5 Most Popular Posts: May 2022

  • June 2, 2022

We love every piece we run. There are no winners or losers. But all kidding aside, here are May’s winners.

5 Most Popular Posts: May 2022










  1. Diana Pabst Parsell’s review of A Covert Affair: Julia Child and Paul Child in the OSS by Jennet Conant (Simon & Schuster). “Impressively, Conant manages to make the various storylines of this sprawling book coherent and engaging despite the galloping narrative style and thick layering of details. Even where the story digresses it proves interesting because of the many personal anecdotes that capture the drama and excitement of what it was like being part of early cloak-and-dagger operations. In one scene, we share tight quarters with Julia and her female OSS companions as they sail to Ceylon on a ship carrying 3,000 GIs. ‘Julia launched a rumor that we were missionaries,’ which helped curb the whistles and wolf calls, one of the women recalled.”

  2. Robert Allen Papinchak’s review of Anxious People: A Novel by Fredrik Backman (Atria Books). “The dominoes start falling quickly when a bungled robbery turns into a mordantly serious situation.
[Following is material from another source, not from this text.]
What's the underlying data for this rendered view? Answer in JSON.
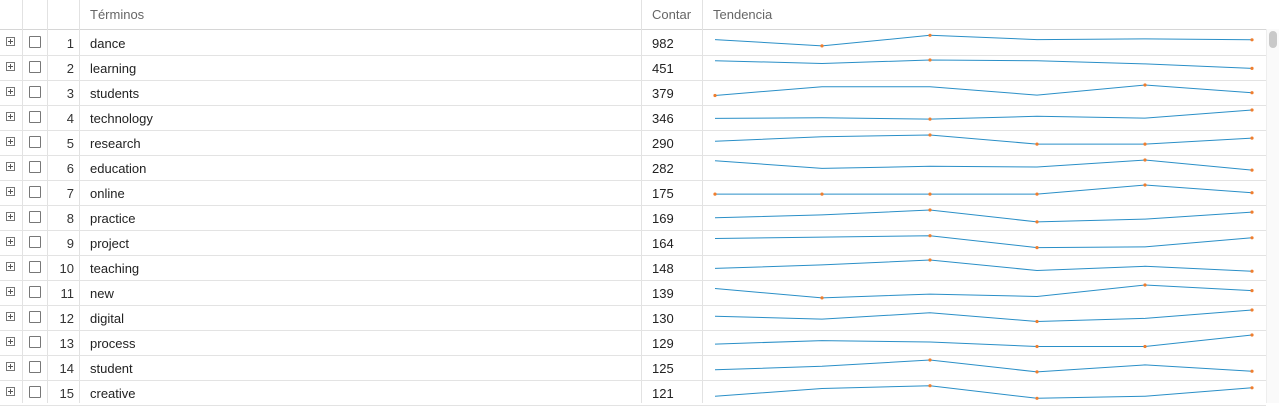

In many ways, it can be read as a locked-apartment mystery bonded with a unique variation on the police procedural. After the 39-year-old robber mistakenly attempts to steal from a cashless bank in a small Swedish town, the culprit stumbles into an open house on the day before New Year’s Eve. Inside, a ragtag group of eight — a real estate broker and unsuspecting prospective buyers — soon becomes trapped in a Rube Goldberg construction.”

  3. Jennifer Showell-Hartogs’ review of One Hundred Names: A Novel by Cecelia Ahern (William Morrow). “A journalist will go a long way to break a newsworthy story, and Cecelia Ahern’s latest book, One Hundred Names, pushes the boundary of journalist dedication and desperation. One Hundred Names follows journalist Kitty Logan and details her often cringe-worthy attempts to rebuild her own life by desperately pursuing the story her mentor never had the chance to write.”

  4. Jennifer Bort Yacovissi’s review of French Braid: A Novel by Anne Tyler (Knopf). “There is a phenomenon at work when the quietest possible story with the sparest of plots still compels a reader to sit for hours and let the tale unspool in its own time, content to see where it will go next — even when it’s clear the path is through familiar territory. Ah, we must be reading Anne Tyler. French Braid is Tyler’s 24th novel, and that body of work forms a unified whole of style, place, and character. It is long since readers have understood her universe and eagerly return to it with each new release. Tyler offers literary comfort food without apology; as she noted in a 2015 interview, a reader looks to Philip Roth for ‘piss and vinegar’ and to her for ‘milk and cookies.’”

  5. Andrea M. Pawley’s review of Sea of Tranquility: A Novel by Emily St. John Mandel (Knopf). “Bestselling author Emily St. John Mandel wrote and published Sea of Tranquility during a pandemic, so the novel must be about pandemics, right? Well, unseen, ubiquitous doom is its overall feeling. Incomprehensible danger suffuses settings that should be beautiful. Fear, confusion, and longing distort the passage of time, especially for the character Olive, who is on a book tour to support her blockbuster novel Marienbad. That book is about a fictional pandemic. It follows, then, that Sea of Tranquility seeks to capture how people feel during pandemics, right? Not so fast.”